Marek Halter : «La culture contre le racisme»

En 1996, de la présence de Marek Halter à la Fête du livre était née la polémique. Jean-Marie Le Chevallier, alors maire Front National, avait jugé « non opportun » l'hommage rendu à cet écrivain juif, grand défenseur des droits de l'homme et cofondateur de SOS racisme. Quatorze ans après, Marek Halter revient à Toulon pour la sortie de son dernier livre « Histoires du peuple juif » (1).




Quels sont vos souvenirs de la Fête du livre 1996 ?



Ce fut un choc comme si je me heurtais à un mur. Pour la première fois, on ne voulait plus de moi.
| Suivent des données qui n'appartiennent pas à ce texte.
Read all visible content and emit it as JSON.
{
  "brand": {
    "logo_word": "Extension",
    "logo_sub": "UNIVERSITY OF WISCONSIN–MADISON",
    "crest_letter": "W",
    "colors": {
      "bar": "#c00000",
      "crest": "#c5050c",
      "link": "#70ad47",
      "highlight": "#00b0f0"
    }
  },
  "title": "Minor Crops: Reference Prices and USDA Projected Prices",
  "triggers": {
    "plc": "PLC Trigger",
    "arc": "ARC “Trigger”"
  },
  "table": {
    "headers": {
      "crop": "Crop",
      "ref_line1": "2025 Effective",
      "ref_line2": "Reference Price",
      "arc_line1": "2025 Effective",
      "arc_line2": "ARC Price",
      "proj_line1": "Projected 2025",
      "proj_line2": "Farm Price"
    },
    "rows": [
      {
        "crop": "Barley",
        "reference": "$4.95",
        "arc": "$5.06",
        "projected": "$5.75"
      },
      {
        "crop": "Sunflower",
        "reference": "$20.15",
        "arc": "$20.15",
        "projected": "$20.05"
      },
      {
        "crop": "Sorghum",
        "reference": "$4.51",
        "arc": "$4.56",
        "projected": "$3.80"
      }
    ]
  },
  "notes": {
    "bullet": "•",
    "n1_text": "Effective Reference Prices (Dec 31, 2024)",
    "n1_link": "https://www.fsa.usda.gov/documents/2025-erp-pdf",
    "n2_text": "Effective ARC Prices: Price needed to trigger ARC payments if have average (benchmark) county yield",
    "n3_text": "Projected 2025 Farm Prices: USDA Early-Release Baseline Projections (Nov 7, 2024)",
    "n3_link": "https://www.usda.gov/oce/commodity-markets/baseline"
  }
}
Dans mon enfance, après avoir connu deux systèmes totalitaires (le nazisme et le communisme, Ndlr), j'ai appris le français en même temps que la liberté. Dans mes premières années en France, j'ai vécu cette liberté pleinement. Je pouvais tout dire, même des bêtises, sans être puni, ni être enfermé dans un camp ou un goulag (enfant, Marek Halter a vécu dans le ghetto de Varsovie, Ndlr). Cet épisode a sali ma liberté, ça m'a fait mal.



Votre présence n'était pas souhaitable, de l'avis de la municipalité de l'époque, à cause de votre « vision du monde internationaliste ». Revendiquez-vous cette vision ?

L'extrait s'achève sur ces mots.